Mobile payments are more than just a roving point-of-sale (POS) system for retailers; they’re a low-cost way to optimize operational efficiency and improve the customer experience in a way that can provide a significant competitive advantage against retailers of all sizes. Here’s a look at just a few important benefits mobile payments offer:
1. The ability to adapt to customer needs in real time. The inherent nature of a traditional POS carries a significant inconvenience for customers and, at times, a disadvantage for retailers. As Richard Lawson, a MIT researcher who studies the psychology of waiting in line explains, every person has their threshold for how long they're willing to wait in line. It’s fluid based on what the wait is for, the context of the line itself and the person’s other demands for time.
A person who runs errands on his lunch break, for example, may be unwilling to wait more than a minute in a line to make a nonurgent purchase. When the line is perceived as too long, the sale is lost. However, that same person may be completely fine to wait in line for 10 minutes to buy that exact item on the weekend. In fact, he may even buy more on impulse as he waits, to the benefit of the retailer.
This fluid and complex reality of the pros and cons of wait times creates a perfect opportunity for retailers to leverage mobile payments based on real-time demand. Since mobile payments require no more than a valid merchant account and a mobile device that most members of the sales team probably already own, they provide a low-cost way to adapt processes based on the customer’s needs at any given time. If the wait during the lunch hour in your store creeps past one minute, for example, you can send your sales staff into the checkout queue to process purchases on their mobile devices. As a result, you eliminate long wait times at the traditional POS and reduce the chances that shoppers will forego the purchase entirely.
2. Improved payment security at a low cost. Financial institutions and retailers have been mandated to update their POS systems to accommodate Europay, MasterCard and Visa (EMV) smart cards (which are enabled with a chip on the front of the card that's said to be more secure than magnetic-strip cards). Despite that missing the recently passed Oct. 1 deadline will mean retailers impacted by a security breach could bear significant financial liability, a study by the National Retail Federation (NRF) revealed that many retailers will miss the imposed EMV transition date. For many, the reason is cost. The NRF estimates that the transition to EMV-enabled POS technology will cost retailers $30 billion collectively.

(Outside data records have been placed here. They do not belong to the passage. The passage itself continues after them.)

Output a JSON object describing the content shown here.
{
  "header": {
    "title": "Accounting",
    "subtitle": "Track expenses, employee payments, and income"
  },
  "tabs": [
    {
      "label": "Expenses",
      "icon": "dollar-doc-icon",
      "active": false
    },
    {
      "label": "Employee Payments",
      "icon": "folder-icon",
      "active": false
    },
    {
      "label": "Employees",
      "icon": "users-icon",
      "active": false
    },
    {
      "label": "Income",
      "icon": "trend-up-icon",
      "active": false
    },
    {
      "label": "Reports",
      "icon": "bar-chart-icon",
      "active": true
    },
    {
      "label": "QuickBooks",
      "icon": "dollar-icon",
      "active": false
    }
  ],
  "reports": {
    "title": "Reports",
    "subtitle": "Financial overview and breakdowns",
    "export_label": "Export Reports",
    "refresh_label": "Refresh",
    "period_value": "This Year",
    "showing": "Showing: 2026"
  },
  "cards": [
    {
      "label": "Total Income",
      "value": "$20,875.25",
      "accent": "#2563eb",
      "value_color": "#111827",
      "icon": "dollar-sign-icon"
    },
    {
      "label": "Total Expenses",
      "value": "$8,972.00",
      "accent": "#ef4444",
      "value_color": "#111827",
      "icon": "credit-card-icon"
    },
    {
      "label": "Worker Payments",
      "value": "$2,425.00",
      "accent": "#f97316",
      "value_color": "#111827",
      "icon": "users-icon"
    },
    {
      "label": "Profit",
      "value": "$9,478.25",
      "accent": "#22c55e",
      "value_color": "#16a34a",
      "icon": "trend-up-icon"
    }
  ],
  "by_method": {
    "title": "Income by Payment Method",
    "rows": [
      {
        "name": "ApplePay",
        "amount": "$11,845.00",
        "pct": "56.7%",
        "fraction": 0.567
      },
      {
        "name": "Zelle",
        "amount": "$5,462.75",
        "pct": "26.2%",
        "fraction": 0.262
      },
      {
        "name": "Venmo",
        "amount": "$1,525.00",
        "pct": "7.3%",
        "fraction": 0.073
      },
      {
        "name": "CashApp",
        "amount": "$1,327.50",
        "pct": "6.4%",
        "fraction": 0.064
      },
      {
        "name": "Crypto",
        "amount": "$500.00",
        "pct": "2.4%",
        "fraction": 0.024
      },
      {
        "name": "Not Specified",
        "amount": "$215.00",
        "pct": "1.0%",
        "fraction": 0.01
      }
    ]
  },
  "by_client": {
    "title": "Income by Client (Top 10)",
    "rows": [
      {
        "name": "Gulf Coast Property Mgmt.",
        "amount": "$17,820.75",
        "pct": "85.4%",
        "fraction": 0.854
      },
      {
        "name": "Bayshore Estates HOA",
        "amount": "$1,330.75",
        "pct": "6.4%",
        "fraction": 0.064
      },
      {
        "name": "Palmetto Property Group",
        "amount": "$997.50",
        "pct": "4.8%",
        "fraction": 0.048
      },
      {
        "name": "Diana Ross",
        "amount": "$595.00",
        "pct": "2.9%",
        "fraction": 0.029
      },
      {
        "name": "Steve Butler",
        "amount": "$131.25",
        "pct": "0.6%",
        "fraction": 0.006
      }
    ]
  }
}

However, retailers that use mobile payments can avoid this expense altogether. Not only have mobile payment providers also updated their processing technology to accommodate the new “smart cards” (at a fraction of the $1,000 price tag a fixed-EMV POS terminal carries), some offer liability shift protection as soon as the merchant orders a contactless chip card reader.
3. The freedom to lower operating costs. POS systems present unavoidable operating costs for the equipment itself — and for printers, receipt tape and staff who man the checkout line. Mobile payments enable retailers to transform the mobile devices they and their staff likely already own into secure and mobile POS terminals. This flexibility allows for a comprehensive business model that empowers every member of the retail team to generate revenue.
By enabling customers to receive a receipt via text message or email with mobile payments, paper receipts can be eliminated from the transaction, too. With so many mobile payment providers now competing for retailers’ business, there’s also the opportunity to compare processing fees, contractual obligations and policies around the amount of time it takes for cash to electronically transfer into a merchant’s bank account.
Regardless of a retailer’s size, industry or customer base, mobile payments provide a means to build a better business, both in the customer experience and the revenue potential for the company.